Stiamo parlando di un percorso molto complesso perché coinvolge tutto il nostro personale, e richiede un approccio e dei comportamenti del tutto nuovi rispetto al tema della sicurezza. Questa complessità richiede l’applicazione step by step delle misure presenti nel Protocollo. Questo si riflette anche nella scelta dei siti, in base anche alla diversità industriale degli stessi, nei quali stiamo testando la funzionalità e l’affidabilità dei dispositivi oggi esistenti. L’esito delle sperimentazioni permetterà di progettare efficacemente i sistemi di smart safety, promuovendone una ampia applicazione. Il primo passo era quello di testare questa nuova tecnologia in contesti relativamente semplici. In questa ottica, alcune aree della Centrale elettrica Enipower di Ferrera Erbognone sono state considerate le più idonee. Il secondo step riguardava la sperimentazione in tre realtà tipiche di Eni: in una parte della raffineria di Sannazzaro, nello stabilimento petrolchimico di Brindisi e in un Centro Oli, quello di Viggiano, funzionale all’attività di estrazione degli idrocarburi. Dunque tre realtà industriali diverse, con una complessità crescente, che ci permetteranno di testare in modo puntuale alcune delle tecnologie che stanno emergendo in questo momento. Tutto il processo di verifica e analisi vedrà il coinvolgimento delle Rsu dei siti interessati, degli Rlsa e delle strutture sindacali territoriali attraverso fasi di confronto, di approfondimento e condivisione degli esiti. I risultati di questa prima fase sperimentale verranno inoltre approfonditi con le strutture sindacali nazionali nella giornata della Sicurezza, Salute e Ambiente, appositamente costituita con il Protocollo HSE.
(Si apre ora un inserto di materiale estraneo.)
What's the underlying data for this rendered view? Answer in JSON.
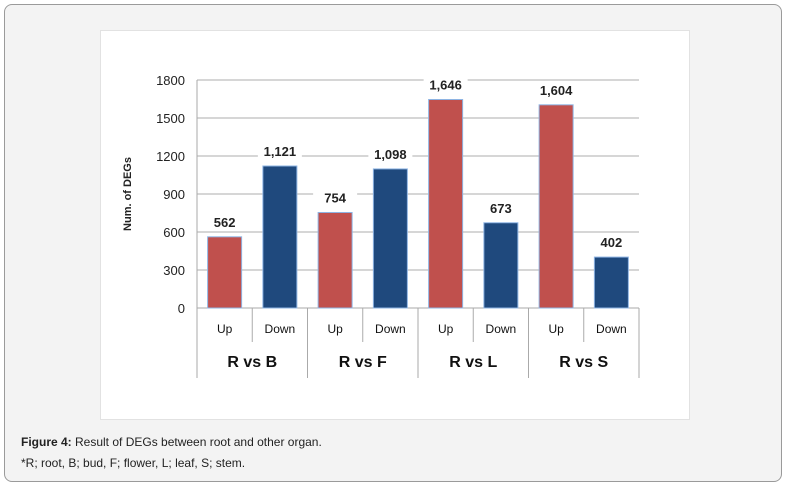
{
  "chart_data": {
    "type": "bar",
    "title": "",
    "ylabel": "Num. of DEGs",
    "xlabel": "",
    "ylim": [
      0,
      1800
    ],
    "yticks": [
      0,
      300,
      600,
      900,
      1200,
      1500,
      1800
    ],
    "grid": true,
    "groups": [
      "R vs B",
      "R vs F",
      "R vs L",
      "R vs S"
    ],
    "subcategories": [
      "Up",
      "Down"
    ],
    "series": [
      {
        "name": "Up",
        "color": "#c0504d",
        "values": [
          562,
          754,
          1646,
          1604
        ],
        "labels": [
          "562",
          "754",
          "1,646",
          "1,604"
        ]
      },
      {
        "name": "Down",
        "color": "#1f497d",
        "values": [
          1121,
          1098,
          673,
          402
        ],
        "labels": [
          "1,121",
          "1,098",
          "673",
          "402"
        ]
      }
    ]
  },
  "caption": {
    "label": "Figure 4:",
    "text": " Result of DEGs between root and other organ.",
    "note": "*R; root, B; bud, F; flower, L; leaf, S; stem."
  }
}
Quanto contano le buone relazioni industriali con i sindacati per ottenere risultati concreti nella prevenzione e la tutela della salute?
Sono fondamentali per sviluppare il comune convincimento di mantenere l’obiettivo di zero infortuni, che per tutti è la misura della corretta gestione delle attività. Come abbiamo scritto nella premessa del Protocollo, con il sindacato abbiamo sempre condiviso che la salute, la sicurezza e il rispetto dell’ambiente rappresentano beni primari irrinunciabili per lo sviluppo delle attività produttive e lavorative, e abbiamo voluto ribadire la condivisione di questa mission nel documento. Grazie ad un moderno ed efficace sistema di relazioni industriali siamo riusciti a definire, attuare e diffondere una cultura della prevenzione dei rischi nei luoghi di lavoro, che può realizzarsi solo grazie a un coinvolgimento di tutte le parti.